More details of the new policies will appear over time, but environmentalists say the National Farmers' Union has already persuaded the government to water down its original intentions.
Farmers complained that the original hurdles to qualify for ELM grants were too high. So, the Department for Environment, Food and Rural Affairs has created what it calls the Sustainable Farming Incentive (SFI).
This will reward farmers for basic activities such as crop rotation, soil conservation and stopping chemicals polluting waterways.
Environmentalists say actions like this are normal good practice, and shouldn't always be funded by the taxpayer.
New tiers system
The SFI is the first tier of the new grants system.
Tier 2 is Local Nature Recovery, for actions such as creating, managing or restoring habitats, natural flood management and species management.
Tier 3 is Landscape Recovery, which will focus on landscape and ecosystem recovery. This will include creation of large forests, peatland restoration, or the creation and restoration of wetlands and salt marshes.
Ministers are launching an advisory booklet with a timetable of steps towards the end date for direct payments.
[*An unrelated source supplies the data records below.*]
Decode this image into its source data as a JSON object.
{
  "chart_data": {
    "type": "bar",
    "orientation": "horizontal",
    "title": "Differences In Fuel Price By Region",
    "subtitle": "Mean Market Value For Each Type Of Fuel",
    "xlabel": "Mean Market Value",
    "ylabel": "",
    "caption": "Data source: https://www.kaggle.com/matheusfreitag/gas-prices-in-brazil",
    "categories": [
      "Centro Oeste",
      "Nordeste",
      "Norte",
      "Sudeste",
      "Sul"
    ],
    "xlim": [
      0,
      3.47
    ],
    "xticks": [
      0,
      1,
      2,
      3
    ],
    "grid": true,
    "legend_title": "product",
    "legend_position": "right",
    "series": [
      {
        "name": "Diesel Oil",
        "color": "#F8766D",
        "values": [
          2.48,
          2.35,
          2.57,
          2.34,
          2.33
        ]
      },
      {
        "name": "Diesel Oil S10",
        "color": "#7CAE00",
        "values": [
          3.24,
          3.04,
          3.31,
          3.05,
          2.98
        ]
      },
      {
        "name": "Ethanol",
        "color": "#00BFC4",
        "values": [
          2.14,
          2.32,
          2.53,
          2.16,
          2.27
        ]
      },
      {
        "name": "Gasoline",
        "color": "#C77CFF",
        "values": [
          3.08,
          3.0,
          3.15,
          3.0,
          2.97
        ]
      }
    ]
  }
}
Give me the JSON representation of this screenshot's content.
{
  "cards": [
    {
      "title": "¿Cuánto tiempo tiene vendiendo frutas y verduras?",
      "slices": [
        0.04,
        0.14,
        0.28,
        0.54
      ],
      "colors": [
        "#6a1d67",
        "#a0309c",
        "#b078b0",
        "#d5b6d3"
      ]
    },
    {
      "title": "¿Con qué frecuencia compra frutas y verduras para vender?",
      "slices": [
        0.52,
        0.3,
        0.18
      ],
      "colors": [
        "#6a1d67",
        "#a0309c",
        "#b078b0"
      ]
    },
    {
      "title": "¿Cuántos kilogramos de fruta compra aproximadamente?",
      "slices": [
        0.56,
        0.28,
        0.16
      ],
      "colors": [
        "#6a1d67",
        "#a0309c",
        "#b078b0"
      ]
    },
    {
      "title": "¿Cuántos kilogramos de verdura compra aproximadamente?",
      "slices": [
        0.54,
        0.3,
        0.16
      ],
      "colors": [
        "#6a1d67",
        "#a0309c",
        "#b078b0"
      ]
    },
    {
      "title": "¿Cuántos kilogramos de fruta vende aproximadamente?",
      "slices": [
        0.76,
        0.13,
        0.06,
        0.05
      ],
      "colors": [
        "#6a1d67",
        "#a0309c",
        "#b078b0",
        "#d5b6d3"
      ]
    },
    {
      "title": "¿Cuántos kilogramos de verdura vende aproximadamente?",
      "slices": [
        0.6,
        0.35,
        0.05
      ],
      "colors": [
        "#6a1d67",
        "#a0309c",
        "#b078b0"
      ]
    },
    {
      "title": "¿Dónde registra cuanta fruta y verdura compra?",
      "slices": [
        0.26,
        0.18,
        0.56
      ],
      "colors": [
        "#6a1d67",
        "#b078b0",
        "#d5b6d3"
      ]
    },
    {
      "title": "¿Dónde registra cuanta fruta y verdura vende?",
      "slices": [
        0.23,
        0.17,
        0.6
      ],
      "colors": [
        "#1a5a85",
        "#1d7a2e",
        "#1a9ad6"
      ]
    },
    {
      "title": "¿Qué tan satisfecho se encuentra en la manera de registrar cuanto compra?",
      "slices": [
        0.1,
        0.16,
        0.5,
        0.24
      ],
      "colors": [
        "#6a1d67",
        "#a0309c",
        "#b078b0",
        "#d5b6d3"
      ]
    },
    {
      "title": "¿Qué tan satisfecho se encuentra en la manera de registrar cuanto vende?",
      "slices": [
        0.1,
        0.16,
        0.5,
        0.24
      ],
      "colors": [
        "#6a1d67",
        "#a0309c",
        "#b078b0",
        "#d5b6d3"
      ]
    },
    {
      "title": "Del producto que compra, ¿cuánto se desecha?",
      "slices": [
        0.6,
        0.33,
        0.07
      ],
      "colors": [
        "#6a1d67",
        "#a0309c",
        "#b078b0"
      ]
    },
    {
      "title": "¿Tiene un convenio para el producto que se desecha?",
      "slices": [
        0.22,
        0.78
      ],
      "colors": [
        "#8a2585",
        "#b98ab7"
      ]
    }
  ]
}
They’ll be offering help and advice to farmers. They will also offer grants, for instance, for farmers to manage livestock slurry more carefully – it’s a major cause of water pollution.
'Lack of detail'
Polluters will receive a warning letter instead of an automatic fine. But the government says it’ll target repeat offenders, and focus on sensitive areas.
Richard Benwell, from the green umbrella group Wildlife and Countryside Link, told the BBC: “It’s absolutely right to take a less bureaucratic approach on one-off minor breaches, but this should be accompanied by more consistent monitoring and enforcement of major or persistent breaches.
“Those words are in the government’s document, but a plan for actually delivering it is noticeably absent.” He said of the whole plan: “The overall impression here is an abiding lack of detail.”
NFU president Minette Batters said: “Farmers are up for a new world of carbon neutral food. We need fewer inputs of pesticide and fertiliser and better animal health – but the incentives have to be there.
“There’s going to be real pain for lowland beef, upland beef, and sheep farmers. How much pain we don’t know until we’ve seen the details we’ve been waiting four years for.”
'Wreaked devastation'
Craig Bennett, from the Wildlife Trusts, criticised the announcement for what he called a lack of clarity and urgency.
He said: "The [EU's] Common Agricultural Policy wreaked devastation on our wildlife whilst causing deep-seated issues in farming communities by affecting rents and production.
"We must not spend the next few years just talking; nature needs the help promised by this government and we cannot afford to waste any more time."
There’s a big disparity between government and NFU estimates of the likely impact from the changes on farmers.
Experts say some environmental solutions will be hard to define. Take soil: the government wants to conserve soil because it improves productivity and captures planet-heating carbon emissions.
But Prof Jane Rickson from Cranfield University asks: “What soil properties should be measured and monitored? Different soils will have naturally variable levels of soil carbon, irrespective of how they are managed.”
Prof Rickson said an alternative approach is to ignore measurement of soil properties and reward farmers for farming in ways that typically improve soil carbon, such reduced ploughing, planting “cover crops” that hold soil together in winter, and grass buffer strips to catch soil running off fields in the rain.
Devolution questions
The government has accepted that the great farm transition is very much a work in progress – and details will follow on the road to the revolution in 2028.
The changes apply to England only. Devolved administrations in Wales, Scotland and Northern Ireland are devising their own plans.
Scotland, for instance, may keep some direct payments to farmers in case Scotland becomes independent and is admitted to the EU.
This may cause confusion and resentment in border country.